Trojan Source is a new kind of source code and supply chain attack that causes the source code reviewed by a human to be different from the actual software generated by the compiler – meaning the behaviour of the software will not match what the source code appears to say.
In 2000, a phishing attack was launched that targeted PayPal customers, sending them to a website that was registered at the domain paypaI (that final character is an upper case i, not a lower case L). This was the first widespread homoglyph attack – using characters that look similar to humans in order to trick them. The introduction of Unicode characters into domain names with the arrival of Internationalised Domain Names in 2010 further expanded the opportunity for confusion. Domain names could contain letters that look identical to humans but were really different to the computer (such as the lower case a in Cyrillic and Latin character sets).

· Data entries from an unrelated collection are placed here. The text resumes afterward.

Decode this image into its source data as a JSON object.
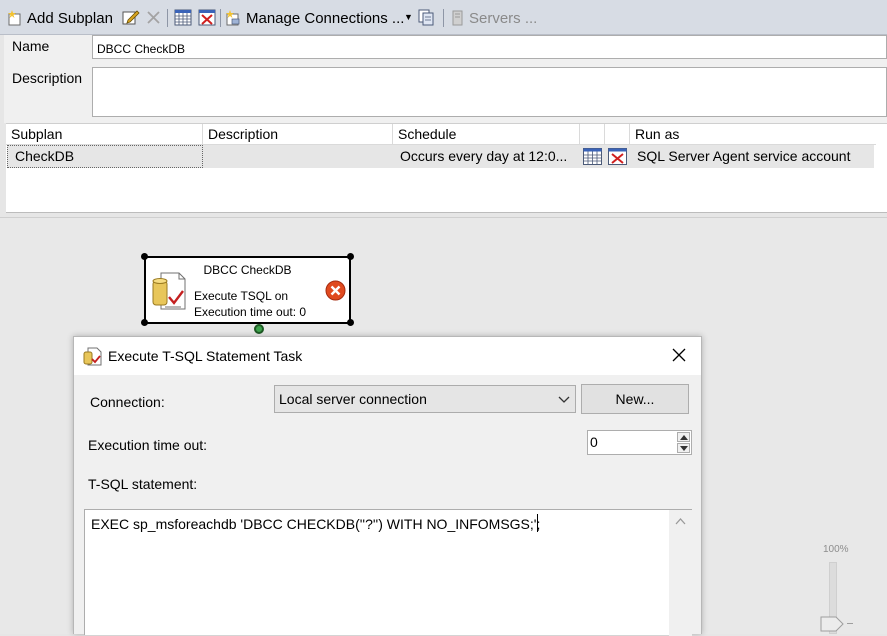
{
  "toolbar": {
    "add_subplan": "Add Subplan",
    "manage_connections": "Manage Connections ...",
    "servers": "Servers ..."
  },
  "props": {
    "name_label": "Name",
    "name_value": "DBCC CheckDB",
    "description_label": "Description",
    "description_value": ""
  },
  "grid": {
    "headers": [
      "Subplan",
      "Description",
      "Schedule",
      "Run as"
    ],
    "row": {
      "subplan": "CheckDB",
      "description": "",
      "schedule": "Occurs every day at 12:0...",
      "run_as": "SQL Server Agent service account"
    }
  },
  "task": {
    "title": "DBCC CheckDB",
    "line1": "Execute TSQL on",
    "line2": "Execution time out: 0"
  },
  "dialog": {
    "title": "Execute T-SQL Statement Task",
    "connection_label": "Connection:",
    "connection_value": "Local server connection",
    "new_button": "New...",
    "timeout_label": "Execution time out:",
    "timeout_value": "0",
    "tsql_label": "T-SQL statement:",
    "tsql_value": "EXEC sp_msforeachdb 'DBCC CHECKDB(''?'') WITH NO_INFOMSGS;';"
  },
  "zoom": {
    "label": "100%"
  },
  "colors": {
    "toolbar_bg": "#d7dce4",
    "error_red": "#e04a1f",
    "handle_green": "#3fa34d"
  }
}
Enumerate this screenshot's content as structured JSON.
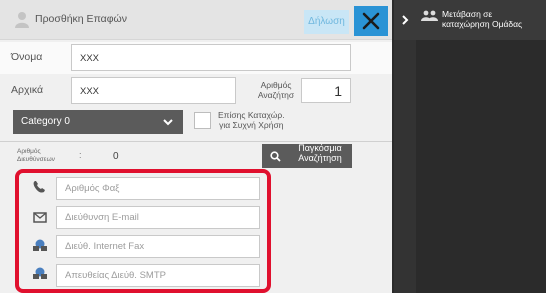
{
  "header": {
    "title": "Προσθήκη Επαφών",
    "declare_label": "Δήλωση",
    "close_label": "close"
  },
  "form": {
    "name_label": "Όνομα",
    "name_value": "XXX",
    "initials_label": "Αρχικά",
    "initials_value": "XXX",
    "search_number_label_line1": "Αριθμός",
    "search_number_label_line2": "Αναζήτησ",
    "search_number_value": "1",
    "category_value": "Category 0",
    "favorite_label_line1": "Επίσης Καταχώρ.",
    "favorite_label_line2": "για Συχνή Χρήση",
    "address_count_label_line1": "Αριθμός",
    "address_count_label_line2": "Διευθύνσεων",
    "address_count_value": "0",
    "global_search_line1": "Παγκόσμια",
    "global_search_line2": "Αναζήτηση"
  },
  "contacts": [
    {
      "icon": "fax-icon",
      "placeholder": "Αριθμός Φαξ"
    },
    {
      "icon": "email-icon",
      "placeholder": "Διεύθυνση E-mail"
    },
    {
      "icon": "internet-fax-icon",
      "placeholder": "Διεύθ. Internet Fax"
    },
    {
      "icon": "smtp-icon",
      "placeholder": "Απευθείας Διεύθ. SMTP"
    }
  ],
  "side": {
    "goto_group_line1": "Μετάβαση σε",
    "goto_group_line2": "καταχώρηση Ομάδας"
  },
  "colors": {
    "accent": "#2a93d5",
    "highlight": "#e0102e",
    "dark_control": "#5b5b5b"
  }
}
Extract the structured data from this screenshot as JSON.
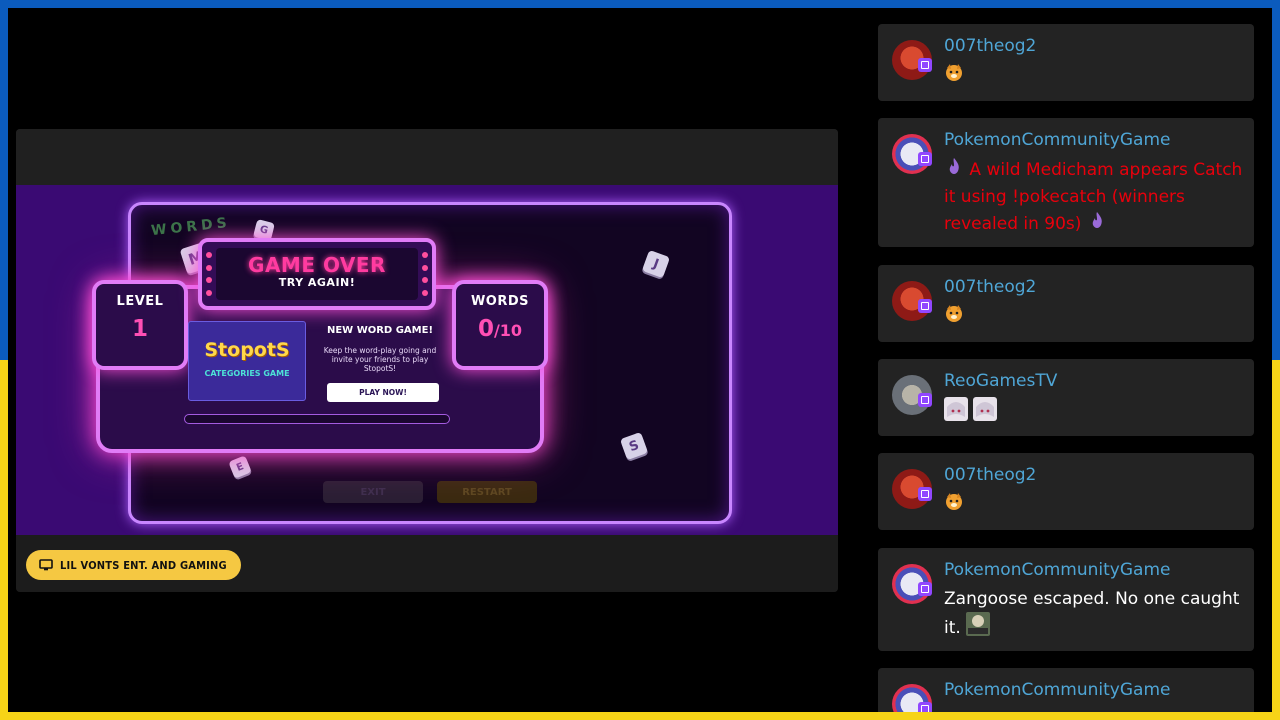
{
  "channel": {
    "name": "LIL VONTS ENT. AND GAMING"
  },
  "game": {
    "title": "GAME OVER",
    "subtitle": "TRY AGAIN!",
    "level_label": "LEVEL",
    "level_value": "1",
    "words_label": "WORDS",
    "words_value": "0",
    "words_total": "/10",
    "ad_logo": "StopotS",
    "ad_category": "CATEGORIES GAME",
    "ad_heading": "NEW WORD GAME!",
    "ad_description": "Keep the word-play going and invite your friends to play StopotS!",
    "play_button": "PLAY NOW!",
    "exit_button": "EXIT",
    "restart_button": "RESTART",
    "bg_logo": "WORDS",
    "dice": [
      "M",
      "G",
      "J",
      "E",
      "S"
    ]
  },
  "chat": {
    "messages": [
      {
        "username": "007theog2",
        "text": "",
        "emotes": [
          "dog-emote"
        ],
        "style": "normal"
      },
      {
        "username": "PokemonCommunityGame",
        "text": "A wild Medicham appears Catch it using !pokecatch (winners revealed in 90s)",
        "emotes": [
          "flame-emote",
          "flame-emote"
        ],
        "style": "red"
      },
      {
        "username": "007theog2",
        "text": "",
        "emotes": [
          "dog-emote"
        ],
        "style": "normal"
      },
      {
        "username": "ReoGamesTV",
        "text": "",
        "emotes": [
          "anime-emote",
          "anime-emote"
        ],
        "style": "normal"
      },
      {
        "username": "007theog2",
        "text": "",
        "emotes": [
          "dog-emote"
        ],
        "style": "normal"
      },
      {
        "username": "PokemonCommunityGame",
        "text": "Zangoose escaped. No one caught it.",
        "emotes": [
          "rigged-emote"
        ],
        "style": "normal"
      },
      {
        "username": "PokemonCommunityGame",
        "text": "",
        "emotes": [],
        "style": "red"
      }
    ]
  },
  "colors": {
    "flag_blue": "#0b5bbd",
    "flag_yellow": "#f7d417",
    "username": "#4fa6d6",
    "alert_red": "#e8000c",
    "pill_yellow": "#f5c842",
    "neon_pink": "#ff3ba0"
  }
}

Trojan Source is a further development of this style of attack – it makes the source code read on the screen by a human significantly different from the binary code created by a compiler through the use of Unicode control characters.
Unicode includes a number of control characters that instruct the display renderer how to display the character that follow. This can include the switch from a Right-To-Left reading to a Left-To-Right reading – effectively reversing the flow of the text. It is somewhat analogous to the hidden control characters that turn on and off bold or italic text within a word processor document.

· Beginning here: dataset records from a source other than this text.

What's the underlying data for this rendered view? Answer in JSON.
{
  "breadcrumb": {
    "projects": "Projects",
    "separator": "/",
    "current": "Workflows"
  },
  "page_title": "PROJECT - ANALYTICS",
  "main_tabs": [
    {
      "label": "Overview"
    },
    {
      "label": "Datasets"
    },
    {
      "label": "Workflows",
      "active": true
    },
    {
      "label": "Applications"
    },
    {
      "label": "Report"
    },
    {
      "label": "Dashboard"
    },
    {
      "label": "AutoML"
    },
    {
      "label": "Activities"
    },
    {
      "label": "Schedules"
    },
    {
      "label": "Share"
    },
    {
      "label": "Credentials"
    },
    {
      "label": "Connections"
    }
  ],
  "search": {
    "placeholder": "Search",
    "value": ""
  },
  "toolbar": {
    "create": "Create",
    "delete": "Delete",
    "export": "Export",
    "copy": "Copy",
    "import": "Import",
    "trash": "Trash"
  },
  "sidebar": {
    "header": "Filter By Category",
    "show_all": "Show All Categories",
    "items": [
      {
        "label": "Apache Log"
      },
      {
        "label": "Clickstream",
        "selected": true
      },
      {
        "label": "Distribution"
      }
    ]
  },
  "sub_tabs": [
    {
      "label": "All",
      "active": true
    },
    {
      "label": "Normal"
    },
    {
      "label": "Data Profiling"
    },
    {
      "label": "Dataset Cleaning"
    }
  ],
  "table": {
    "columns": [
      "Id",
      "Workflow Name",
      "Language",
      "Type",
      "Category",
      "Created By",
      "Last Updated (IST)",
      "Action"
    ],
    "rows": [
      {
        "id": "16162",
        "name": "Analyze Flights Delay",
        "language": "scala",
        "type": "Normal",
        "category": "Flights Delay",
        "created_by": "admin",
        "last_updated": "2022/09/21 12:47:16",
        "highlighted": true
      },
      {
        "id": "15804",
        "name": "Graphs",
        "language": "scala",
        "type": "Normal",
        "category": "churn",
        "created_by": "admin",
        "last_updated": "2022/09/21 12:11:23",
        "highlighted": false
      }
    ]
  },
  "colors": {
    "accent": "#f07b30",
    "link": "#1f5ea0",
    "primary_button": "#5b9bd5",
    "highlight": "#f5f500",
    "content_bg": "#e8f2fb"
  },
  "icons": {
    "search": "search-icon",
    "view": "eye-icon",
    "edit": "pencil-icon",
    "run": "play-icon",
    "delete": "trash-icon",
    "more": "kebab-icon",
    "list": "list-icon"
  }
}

By careful combining these Unicode control character it is possible to reflow and reformat the source code as seen in a text editor in order to change the apparent flow and logic of the program, while the compiler ignores the control characters. As a result, a human source code review would not see the true flow of the software.
This is a particular concern as a vector for supply chain attack in open source projects as it could be possible for a malicious update to the source code to hide its true behaviour by using the Trojan Source techniques.
These techniques were discovered by a pair of researchers at the University of Cambridge and they detail their findings in a paper which includes several examples for different programming languages.